Le corps du garçon était bercé dans les bras de son père.
Steve Shand et Harshkumar Patel sont accusés d’avoir fait partie d’un réseau qui a fait venir des ressortissants indiens au Canada puis les a fait traverser la frontière à pied. Ils ont plaidé non coupables des accusations, notamment de complot en vue de transporter des étrangers causant des blessures corporelles graves et mettant des vies en danger.
Un météorologue a expliqué au procès de Fergus Falls, dans le Minnesota, qu’il y avait eu de la poudrerie et un froid intense le 19 janvier 2022 qui menaceraient toute personne qui ne s’habillerait pas correctement pour un tel temps. Les températures étaient inférieures à -20 degrés Celsius et les vents rendaient la sensation de froid encore plus forte.
«Lorsque le refroidissement éolien atteint -30 degrés, des engelures peuvent survenir en 10 minutes», a expliqué au tribunal Daryl Ritchison, directeur du North Dakota Agricultural Weather Network. «Plusieurs couches seraient nécessaires pour maintenir la chaleur corporelle.»
Steve Shand et Harshkumar Patel sont accusés d’avoir effectué plusieurs voyages en décembre 2021 et janvier 2022.
Le 19 janvier 2022, M. Shand conduisait une camionnette de 15 passagers qui s’est retrouvée coincée dans la neige sur une route de campagne juste au sud de la frontière, loin de tout point d’entrée légal, a entendu le tribunal.
Troy Larson, un travailleur d’une usine voisine, a témoigné mardi qu’il était tombé sur la camionnette de Steve Shand, qui transportait deux autres personnes, et les avait remorquées hors du fossé.
Il a proposé de les guider vers un bâtiment voisin où ils pourraient se réchauffer du froid, mais l’accusé a refusé, a raconté M. Larson. «Il a dit qu’ils allaient rendre visite à des amis à Winnipeg», a rapporté le témoin.
Les agents de la patrouille frontalière sont rapidement arrivés.

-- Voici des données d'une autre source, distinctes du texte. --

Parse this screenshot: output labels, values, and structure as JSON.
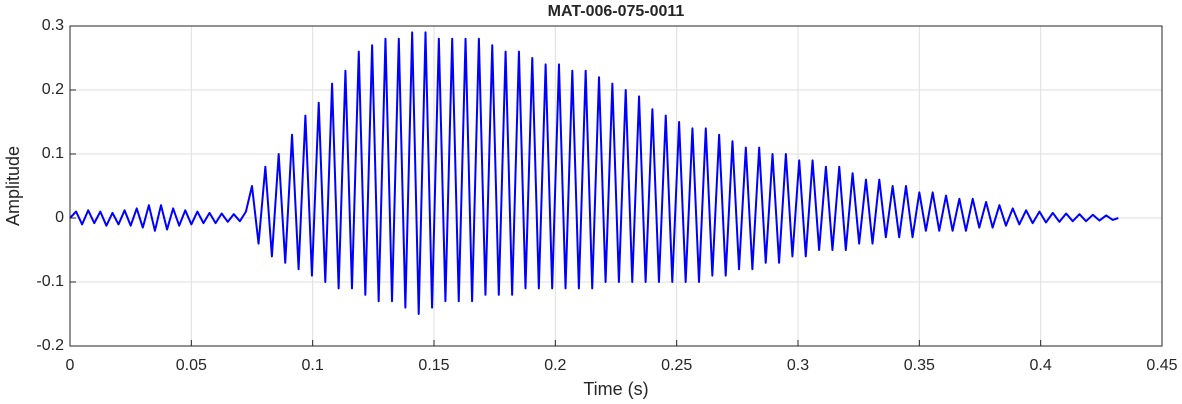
{
  "chart_data": {
    "type": "line",
    "title": "MAT-006-075-0011",
    "x_label": "Time (s)",
    "y_label": "Amplitude",
    "xlim": [
      0,
      0.45
    ],
    "ylim": [
      -0.2,
      0.3
    ],
    "xticks": [
      0,
      0.05,
      0.1,
      0.15,
      0.2,
      0.25,
      0.3,
      0.35,
      0.4,
      0.45
    ],
    "yticks": [
      -0.2,
      -0.1,
      0,
      0.1,
      0.2,
      0.3
    ],
    "grid": true,
    "x": [
      0,
      0.0025,
      0.005,
      0.0075,
      0.01,
      0.0125,
      0.015,
      0.0175,
      0.02,
      0.0225,
      0.025,
      0.0275,
      0.03,
      0.0325,
      0.035,
      0.0375,
      0.04,
      0.0425,
      0.045,
      0.0475,
      0.05,
      0.0525,
      0.055,
      0.0575,
      0.06,
      0.0625,
      0.065,
      0.0675,
      0.07,
      0.0725,
      0.075,
      0.0777,
      0.0805,
      0.0832,
      0.086,
      0.0887,
      0.0915,
      0.0942,
      0.097,
      0.0997,
      0.1025,
      0.1052,
      0.108,
      0.1107,
      0.1135,
      0.1162,
      0.119,
      0.1217,
      0.1245,
      0.1272,
      0.13,
      0.1327,
      0.1355,
      0.1382,
      0.141,
      0.1437,
      0.1465,
      0.1492,
      0.152,
      0.1547,
      0.1575,
      0.1602,
      0.163,
      0.1657,
      0.1685,
      0.1712,
      0.174,
      0.1767,
      0.1795,
      0.1822,
      0.185,
      0.1877,
      0.1905,
      0.1932,
      0.196,
      0.1987,
      0.2015,
      0.2042,
      0.207,
      0.2097,
      0.2125,
      0.2152,
      0.218,
      0.2207,
      0.2235,
      0.2262,
      0.229,
      0.2317,
      0.2345,
      0.2372,
      0.24,
      0.2427,
      0.2455,
      0.2482,
      0.251,
      0.2537,
      0.2565,
      0.2592,
      0.262,
      0.2647,
      0.2675,
      0.2702,
      0.273,
      0.2757,
      0.2785,
      0.2812,
      0.284,
      0.2867,
      0.2895,
      0.2922,
      0.295,
      0.2977,
      0.3005,
      0.3032,
      0.306,
      0.3087,
      0.3115,
      0.3142,
      0.317,
      0.3197,
      0.3225,
      0.3252,
      0.328,
      0.3307,
      0.3335,
      0.3362,
      0.339,
      0.3417,
      0.3445,
      0.3472,
      0.35,
      0.3527,
      0.3555,
      0.3582,
      0.361,
      0.3637,
      0.3665,
      0.3692,
      0.372,
      0.3747,
      0.3775,
      0.3802,
      0.383,
      0.3857,
      0.3885,
      0.3912,
      0.394,
      0.3967,
      0.3995,
      0.4022,
      0.405,
      0.4077,
      0.4105,
      0.4132,
      0.416,
      0.4187,
      0.4215,
      0.4242,
      0.427,
      0.4297,
      0.432
    ],
    "series": [
      {
        "color": "#0000ff",
        "values": [
          0,
          0.01,
          -0.01,
          0.012,
          -0.008,
          0.01,
          -0.012,
          0.008,
          -0.01,
          0.012,
          -0.012,
          0.015,
          -0.015,
          0.02,
          -0.02,
          0.02,
          -0.018,
          0.015,
          -0.012,
          0.012,
          -0.01,
          0.01,
          -0.008,
          0.008,
          -0.008,
          0.007,
          -0.006,
          0.006,
          -0.005,
          0.01,
          0.05,
          -0.04,
          0.08,
          -0.06,
          0.1,
          -0.07,
          0.13,
          -0.08,
          0.16,
          -0.09,
          0.18,
          -0.1,
          0.21,
          -0.11,
          0.23,
          -0.11,
          0.26,
          -0.12,
          0.27,
          -0.13,
          0.28,
          -0.13,
          0.28,
          -0.14,
          0.29,
          -0.15,
          0.29,
          -0.14,
          0.28,
          -0.13,
          0.28,
          -0.13,
          0.28,
          -0.13,
          0.28,
          -0.12,
          0.27,
          -0.12,
          0.26,
          -0.12,
          0.26,
          -0.11,
          0.25,
          -0.11,
          0.24,
          -0.11,
          0.24,
          -0.11,
          0.23,
          -0.11,
          0.23,
          -0.11,
          0.22,
          -0.1,
          0.21,
          -0.1,
          0.2,
          -0.1,
          0.19,
          -0.1,
          0.17,
          -0.1,
          0.16,
          -0.1,
          0.15,
          -0.1,
          0.14,
          -0.1,
          0.14,
          -0.09,
          0.13,
          -0.09,
          0.12,
          -0.08,
          0.11,
          -0.08,
          0.11,
          -0.07,
          0.1,
          -0.07,
          0.1,
          -0.06,
          0.09,
          -0.06,
          0.09,
          -0.05,
          0.08,
          -0.05,
          0.08,
          -0.05,
          0.07,
          -0.04,
          0.06,
          -0.04,
          0.06,
          -0.03,
          0.05,
          -0.03,
          0.05,
          -0.03,
          0.04,
          -0.02,
          0.04,
          -0.02,
          0.035,
          -0.02,
          0.03,
          -0.02,
          0.03,
          -0.015,
          0.025,
          -0.015,
          0.02,
          -0.012,
          0.015,
          -0.01,
          0.012,
          -0.008,
          0.01,
          -0.007,
          0.008,
          -0.006,
          0.007,
          -0.005,
          0.006,
          -0.005,
          0.005,
          -0.004,
          0.004,
          -0.003,
          0
        ]
      }
    ]
  }
}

Le premier, Christopher Oliver, a déclaré que M. Shand lui avait également dit qu’il se rendait à Winnipeg, mais que l’histoire n’avait aucun sens car la camionnette était loin de toute autoroute principale.
M. Oliver a vérifié le permis de conduire de Steve Shand et les passeports indiens des deux jeunes hommes dans la camionnette, qui avaient des visas d’étudiants canadiens et aucun tampon indiquant qu’ils étaient entrés légalement aux États-Unis, a déclaré le patrouilleur.
Il a reçu un appel indiquant que d’autres migrants avaient été retrouvés dans un champ. Il a dit avoir alors demandé à M. Shand s’il en connaissait d’autres.
«Des gens mourront si vous ne me dites pas la vérité», a rapporté M. Oliver. Steve Shand a répondu qu’il n’y en avait pas d’autres, a-t-il dit.
Cinq autres migrants ont été récupérés par d’autres agents à proximité et l’un d’eux, une femme, souffrait d’hypothermie grave et perdait connaissance par intermittence, a déclaré M. Oliver.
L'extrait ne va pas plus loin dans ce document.